Now its time to present the actual code, and for this project, I used Redhat Linux. Steps are as follow:

Step1: Installed a web server because I have to provide service to the client on the web. In my case, I used the Apache webserver(httpd).

httpd packages reside in the DVD of RedHat Linux

Step 2: In Redhat Linux for CGI the default DocumentRoot is /var/www/cgi-bin/ but can be changed by editing the configuration file. All CGI programs must reside in this directory.

Step3: The code- imported CGI and subprocess, “print(“content-type:text/html”)” tells that the content that is going to be written in HTML and “print()” just after that. For more- Python-CGI

on the terminal, the path /var/www/cgi where I deployed my code. Used CSS, HTML, and enclosed in ‘’’ ‘’’ as a multiline comment.
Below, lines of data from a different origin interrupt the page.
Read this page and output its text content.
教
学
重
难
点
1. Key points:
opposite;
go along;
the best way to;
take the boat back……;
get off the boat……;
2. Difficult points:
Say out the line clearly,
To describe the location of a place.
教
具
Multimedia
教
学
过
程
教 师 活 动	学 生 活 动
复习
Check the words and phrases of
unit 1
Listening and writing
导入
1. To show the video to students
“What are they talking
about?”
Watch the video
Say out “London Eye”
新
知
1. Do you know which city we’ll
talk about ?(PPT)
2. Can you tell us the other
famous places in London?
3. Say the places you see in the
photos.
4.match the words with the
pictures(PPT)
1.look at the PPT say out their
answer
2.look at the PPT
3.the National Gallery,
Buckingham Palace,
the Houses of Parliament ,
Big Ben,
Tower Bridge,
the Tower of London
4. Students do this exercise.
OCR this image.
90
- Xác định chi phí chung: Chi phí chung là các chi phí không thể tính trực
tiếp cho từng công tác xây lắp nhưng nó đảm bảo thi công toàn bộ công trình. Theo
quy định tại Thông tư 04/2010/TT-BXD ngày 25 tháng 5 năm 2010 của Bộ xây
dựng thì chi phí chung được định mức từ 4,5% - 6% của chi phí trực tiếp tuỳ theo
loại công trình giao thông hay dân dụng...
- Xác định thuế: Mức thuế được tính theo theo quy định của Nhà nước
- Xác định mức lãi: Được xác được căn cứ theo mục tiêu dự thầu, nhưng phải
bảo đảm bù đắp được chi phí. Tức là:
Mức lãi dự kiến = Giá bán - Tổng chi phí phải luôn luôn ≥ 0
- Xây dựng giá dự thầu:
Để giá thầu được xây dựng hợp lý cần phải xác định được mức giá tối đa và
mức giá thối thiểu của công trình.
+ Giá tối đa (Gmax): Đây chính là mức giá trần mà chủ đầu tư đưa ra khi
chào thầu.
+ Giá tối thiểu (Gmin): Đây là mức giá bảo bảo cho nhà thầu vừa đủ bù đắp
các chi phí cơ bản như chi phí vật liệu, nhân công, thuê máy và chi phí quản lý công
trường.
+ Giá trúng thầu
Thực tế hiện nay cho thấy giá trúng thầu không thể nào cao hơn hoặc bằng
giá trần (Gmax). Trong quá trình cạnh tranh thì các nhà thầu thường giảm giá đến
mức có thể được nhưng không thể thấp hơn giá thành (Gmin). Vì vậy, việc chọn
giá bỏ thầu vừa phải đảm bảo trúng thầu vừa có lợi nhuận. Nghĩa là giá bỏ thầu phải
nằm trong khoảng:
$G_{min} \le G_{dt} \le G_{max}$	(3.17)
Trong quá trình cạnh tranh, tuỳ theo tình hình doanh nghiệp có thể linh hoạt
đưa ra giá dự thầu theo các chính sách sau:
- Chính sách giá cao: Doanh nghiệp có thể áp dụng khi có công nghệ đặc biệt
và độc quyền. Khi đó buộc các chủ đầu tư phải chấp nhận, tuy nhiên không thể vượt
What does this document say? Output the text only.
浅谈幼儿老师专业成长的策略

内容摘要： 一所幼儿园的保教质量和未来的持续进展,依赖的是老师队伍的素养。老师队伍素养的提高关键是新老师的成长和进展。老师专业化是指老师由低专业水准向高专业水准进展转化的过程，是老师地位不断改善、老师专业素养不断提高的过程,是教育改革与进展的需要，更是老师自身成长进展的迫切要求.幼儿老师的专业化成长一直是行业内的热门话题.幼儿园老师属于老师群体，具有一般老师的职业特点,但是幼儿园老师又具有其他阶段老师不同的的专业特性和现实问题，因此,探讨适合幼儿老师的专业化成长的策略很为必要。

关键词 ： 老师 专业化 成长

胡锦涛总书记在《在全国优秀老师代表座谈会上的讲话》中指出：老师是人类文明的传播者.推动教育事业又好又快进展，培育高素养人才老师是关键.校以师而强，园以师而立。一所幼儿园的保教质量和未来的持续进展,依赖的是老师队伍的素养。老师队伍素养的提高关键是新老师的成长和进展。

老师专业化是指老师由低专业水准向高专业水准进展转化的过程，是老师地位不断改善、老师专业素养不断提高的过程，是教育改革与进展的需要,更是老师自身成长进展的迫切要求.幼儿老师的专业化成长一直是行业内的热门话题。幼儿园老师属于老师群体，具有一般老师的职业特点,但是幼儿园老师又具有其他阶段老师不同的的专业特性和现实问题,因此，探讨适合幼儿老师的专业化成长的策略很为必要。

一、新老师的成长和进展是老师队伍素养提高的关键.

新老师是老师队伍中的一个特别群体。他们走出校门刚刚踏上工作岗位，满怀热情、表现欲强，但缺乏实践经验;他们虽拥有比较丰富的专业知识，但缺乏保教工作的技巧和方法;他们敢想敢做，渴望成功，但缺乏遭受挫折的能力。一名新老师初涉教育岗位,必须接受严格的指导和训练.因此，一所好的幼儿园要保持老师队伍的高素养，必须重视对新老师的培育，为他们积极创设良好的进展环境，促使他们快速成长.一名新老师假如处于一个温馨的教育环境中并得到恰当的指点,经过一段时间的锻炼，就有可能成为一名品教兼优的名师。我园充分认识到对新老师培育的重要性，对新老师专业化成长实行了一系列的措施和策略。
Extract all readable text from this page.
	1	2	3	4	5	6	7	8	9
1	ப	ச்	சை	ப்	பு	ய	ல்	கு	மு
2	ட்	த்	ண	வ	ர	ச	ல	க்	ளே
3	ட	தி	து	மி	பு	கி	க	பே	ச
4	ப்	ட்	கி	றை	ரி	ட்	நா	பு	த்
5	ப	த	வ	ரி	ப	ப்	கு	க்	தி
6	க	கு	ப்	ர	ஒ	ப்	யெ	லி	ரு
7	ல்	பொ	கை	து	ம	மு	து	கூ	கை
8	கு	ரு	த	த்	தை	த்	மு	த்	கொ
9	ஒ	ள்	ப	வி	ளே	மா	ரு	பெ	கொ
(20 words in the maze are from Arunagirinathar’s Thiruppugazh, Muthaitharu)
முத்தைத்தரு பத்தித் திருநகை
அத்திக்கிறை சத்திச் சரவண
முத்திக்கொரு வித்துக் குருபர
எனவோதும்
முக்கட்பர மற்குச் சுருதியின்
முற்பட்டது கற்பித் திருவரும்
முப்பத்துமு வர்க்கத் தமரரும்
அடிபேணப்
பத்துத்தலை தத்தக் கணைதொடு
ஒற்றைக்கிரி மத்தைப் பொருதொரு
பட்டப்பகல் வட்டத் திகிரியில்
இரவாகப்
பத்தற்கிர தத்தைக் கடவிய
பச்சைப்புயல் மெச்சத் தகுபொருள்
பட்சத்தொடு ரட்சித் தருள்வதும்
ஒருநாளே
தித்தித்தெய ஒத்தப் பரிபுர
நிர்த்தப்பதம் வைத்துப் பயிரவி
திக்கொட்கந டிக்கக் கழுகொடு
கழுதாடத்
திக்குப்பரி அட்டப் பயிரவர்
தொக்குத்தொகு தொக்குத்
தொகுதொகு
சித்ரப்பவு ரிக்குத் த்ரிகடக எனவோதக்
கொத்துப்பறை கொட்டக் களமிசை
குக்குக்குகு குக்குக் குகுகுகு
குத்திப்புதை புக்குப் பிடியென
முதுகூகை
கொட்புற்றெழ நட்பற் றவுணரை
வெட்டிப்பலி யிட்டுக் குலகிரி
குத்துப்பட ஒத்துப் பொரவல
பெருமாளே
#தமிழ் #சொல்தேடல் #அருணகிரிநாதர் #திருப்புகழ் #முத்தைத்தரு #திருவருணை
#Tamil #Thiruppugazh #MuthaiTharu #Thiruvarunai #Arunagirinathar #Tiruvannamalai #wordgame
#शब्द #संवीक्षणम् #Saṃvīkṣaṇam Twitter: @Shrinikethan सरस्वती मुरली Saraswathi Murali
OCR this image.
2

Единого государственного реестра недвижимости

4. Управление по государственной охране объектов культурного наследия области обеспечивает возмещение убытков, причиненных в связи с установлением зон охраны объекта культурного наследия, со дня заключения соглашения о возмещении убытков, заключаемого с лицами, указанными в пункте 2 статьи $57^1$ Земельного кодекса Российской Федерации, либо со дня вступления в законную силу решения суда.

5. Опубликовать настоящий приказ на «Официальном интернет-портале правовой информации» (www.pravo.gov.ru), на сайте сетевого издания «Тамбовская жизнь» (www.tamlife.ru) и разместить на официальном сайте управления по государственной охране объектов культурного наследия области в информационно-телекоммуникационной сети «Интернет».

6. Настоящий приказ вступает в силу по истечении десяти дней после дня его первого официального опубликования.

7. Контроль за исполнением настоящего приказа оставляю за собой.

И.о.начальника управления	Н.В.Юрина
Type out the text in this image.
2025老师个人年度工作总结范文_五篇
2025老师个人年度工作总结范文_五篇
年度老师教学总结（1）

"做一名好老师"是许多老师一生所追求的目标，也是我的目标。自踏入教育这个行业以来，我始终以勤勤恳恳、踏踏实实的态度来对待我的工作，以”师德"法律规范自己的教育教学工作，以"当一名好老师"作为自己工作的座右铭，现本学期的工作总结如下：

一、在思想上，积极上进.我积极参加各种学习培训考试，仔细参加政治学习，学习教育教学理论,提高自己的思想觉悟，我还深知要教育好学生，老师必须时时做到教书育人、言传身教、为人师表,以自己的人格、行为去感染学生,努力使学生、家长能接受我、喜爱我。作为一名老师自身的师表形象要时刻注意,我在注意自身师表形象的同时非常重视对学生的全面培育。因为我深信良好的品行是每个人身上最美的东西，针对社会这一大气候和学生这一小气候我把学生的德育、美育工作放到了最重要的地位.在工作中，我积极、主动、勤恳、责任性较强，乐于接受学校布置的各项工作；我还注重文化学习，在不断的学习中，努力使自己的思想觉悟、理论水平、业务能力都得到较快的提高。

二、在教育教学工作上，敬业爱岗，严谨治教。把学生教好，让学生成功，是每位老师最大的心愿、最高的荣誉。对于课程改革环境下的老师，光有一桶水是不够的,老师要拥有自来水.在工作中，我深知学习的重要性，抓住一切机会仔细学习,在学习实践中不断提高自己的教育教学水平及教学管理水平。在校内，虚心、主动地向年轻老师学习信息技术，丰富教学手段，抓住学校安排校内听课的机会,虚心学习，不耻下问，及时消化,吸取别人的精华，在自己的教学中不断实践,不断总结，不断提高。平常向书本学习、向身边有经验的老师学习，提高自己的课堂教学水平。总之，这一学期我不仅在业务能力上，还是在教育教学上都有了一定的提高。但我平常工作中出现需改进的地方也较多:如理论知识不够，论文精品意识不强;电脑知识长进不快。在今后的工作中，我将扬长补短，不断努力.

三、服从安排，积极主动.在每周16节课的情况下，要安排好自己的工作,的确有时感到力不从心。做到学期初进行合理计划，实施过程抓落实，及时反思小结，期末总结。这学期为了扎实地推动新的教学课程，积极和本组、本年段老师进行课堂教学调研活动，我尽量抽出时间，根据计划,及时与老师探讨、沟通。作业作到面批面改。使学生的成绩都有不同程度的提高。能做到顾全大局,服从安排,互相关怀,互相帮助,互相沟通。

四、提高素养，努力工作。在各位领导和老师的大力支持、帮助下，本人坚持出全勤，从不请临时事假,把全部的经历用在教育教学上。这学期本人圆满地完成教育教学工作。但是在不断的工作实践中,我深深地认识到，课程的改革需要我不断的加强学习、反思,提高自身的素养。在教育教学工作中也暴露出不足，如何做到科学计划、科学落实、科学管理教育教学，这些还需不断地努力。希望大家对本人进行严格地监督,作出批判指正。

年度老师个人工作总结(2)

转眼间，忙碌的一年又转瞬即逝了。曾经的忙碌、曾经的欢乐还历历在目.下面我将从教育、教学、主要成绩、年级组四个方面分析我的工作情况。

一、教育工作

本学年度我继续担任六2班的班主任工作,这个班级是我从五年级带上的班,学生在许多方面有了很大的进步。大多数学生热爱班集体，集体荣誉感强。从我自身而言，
In the above figure, the FieldStorage() function provides space to store the data coming from the web, and getvalue(“name”) to get the data from the web. I created another file named ‘’ to store the data in a file and interpret this file using a python3 interpreter and stored the output into the ‘op’ variable. Print the variable. These lines which are in white colour are the main code of the interpreter and the rest are HTML and CSS. It depends on you how creative you want your page.

Step4: Open the web page- “this is my webpage”.

This part is completed, now Docker comes into play. But a question arises “why docker?”.

Answer:- For hosting a webpage webserver is needed and webserver is a program. To use a program an operating system is needed. But think what happens when your server gets crash or operating system hangs or may get corrupt, or the webpage gets overloaded. And it isn’t good to use an O.S. for a particular program it is just a waste of CPU. “Docker does this part for you, it will install an operating system load it, load the web server in just 1 second”. Yes, you read right in one second.


Basic Commands for Docker : systemctl start docker (to start docker service)

docker images (list of docker images and if you don’t have one, click here to download). Docker uses different images not the normal one that is installed normally.

docker run –i –t — name “anyname” imagename: version

For example docker run -i -t — name webserver centos:7

For more commands, click here

You can create your own docker images by two ways:

First, run an image it will provide an operating system called container and install the program/software/packages you want. Then use a command docker commit ‘container name’ ‘your own image name’: version

For example, I launched container from centos:7 and install webserver inside the container then use the command: ‘docker commit webserver htmlhost:1’

Second, I used dockerfile to create own image :

For more details

Then run the command: docker build -t(tag) “your image name”: version “path where dockerfile resides”. And if you are in that folder where the dockerfile reside just use ‘.’ (dot) in the place of path

For example: docker build -t htmlhost:2 /root/Desktop/

And for my project i used a Dockerfile:

docker build -t python:36 .

That's it my whole web server is deployed in an image and I can launch multiple replicas of my web page within a second. And an attack happens on the web page, a hacker doesn't find anything because the container has only web page nothing else. This is called isolation. But every container has a different IP Address so, I will use my base os ip and redirect the port to container’s port.

For example, web server works by default on port number 80 so what i do

docker run -d -t -i -p 80:80 python:36

This is my project, a newbie’s project.


Give a try and smash the code as the Iron man do.